Monaco: Of Taxes & Telephones

  • Share
  • Read Later

The Casino at Monte Carlo was still firm on its foundations; the roulette wheels were running true. Princess Grace's promised return to Hollywood quickened the hearts of her countrymen. The sun bathed a harbor filled with yachts. Nevertheless, gloom last week hung over the tiny, 370-acre principality of Monaco. Reason: income taxes.

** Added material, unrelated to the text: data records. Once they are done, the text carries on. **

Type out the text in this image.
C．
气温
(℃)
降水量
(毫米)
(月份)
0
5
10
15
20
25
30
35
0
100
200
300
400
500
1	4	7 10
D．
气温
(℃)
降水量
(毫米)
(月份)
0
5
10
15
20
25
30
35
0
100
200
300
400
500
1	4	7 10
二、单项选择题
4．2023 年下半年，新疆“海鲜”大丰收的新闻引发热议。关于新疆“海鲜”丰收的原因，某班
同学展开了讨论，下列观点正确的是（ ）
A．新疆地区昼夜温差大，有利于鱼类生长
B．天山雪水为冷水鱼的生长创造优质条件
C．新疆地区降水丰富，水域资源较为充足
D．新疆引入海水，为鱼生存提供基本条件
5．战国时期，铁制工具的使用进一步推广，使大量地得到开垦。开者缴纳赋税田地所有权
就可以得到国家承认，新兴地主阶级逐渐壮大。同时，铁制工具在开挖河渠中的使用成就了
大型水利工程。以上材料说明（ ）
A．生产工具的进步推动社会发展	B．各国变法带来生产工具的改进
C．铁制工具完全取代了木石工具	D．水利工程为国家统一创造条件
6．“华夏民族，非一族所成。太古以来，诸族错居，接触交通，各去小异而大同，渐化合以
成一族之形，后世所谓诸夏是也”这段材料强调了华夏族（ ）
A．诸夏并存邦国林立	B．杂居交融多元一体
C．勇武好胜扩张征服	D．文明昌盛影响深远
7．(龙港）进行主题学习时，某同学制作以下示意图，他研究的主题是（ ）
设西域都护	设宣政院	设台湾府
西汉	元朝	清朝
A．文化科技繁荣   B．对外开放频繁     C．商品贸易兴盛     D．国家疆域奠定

Ever since Monaco's Prince Charles III ruled in 1869 that the principality's wheels of chance were producing enough cash to run his government and to keep his people in artichokes, Monégasques have been free of the responsibility of taxes. But with the revival of big-time gambling in neighboring France after World War II, Monaco's Casino profits suffered. Prince Rainier III solved the problem by encouraging individual corporations to set up headquarters in the Monégasque tax haven. They responded with alacrity; since 1959, Monaco's business volume has doubled to $200 million annually, and the number of corporations based there has climbed to 542.

The business boom arched eyebrows in France. Monaco's independence is in fact dependent on French tolerance. Under the terms of a 1951 good neighbor agreement with France, Monaco uses French electricity, French money, the French railway, and the French telephone system, sends its goods into France duty free. To quiet the screams of French businessmen who claimed that vast new imports of duty free Monégasque products were cutting into their domestic markets, France suggested that Rainier modify Monaco's tax privileges. Rainier refused, huffing "Neither I nor the Monégasque people can or will accept these demands. They mean the end of our liberties.''

But Charles de Gaulle is not a man easily defied. Last week France gave notice that it would end its privileged economic ties with Monaco unless the pocket principality agreed to a tax revision. France indicated that if Monaco refused, it would be treated just like any other foreign power; there were those who feared that De Gaulle might even turn off its electric lights and telephones.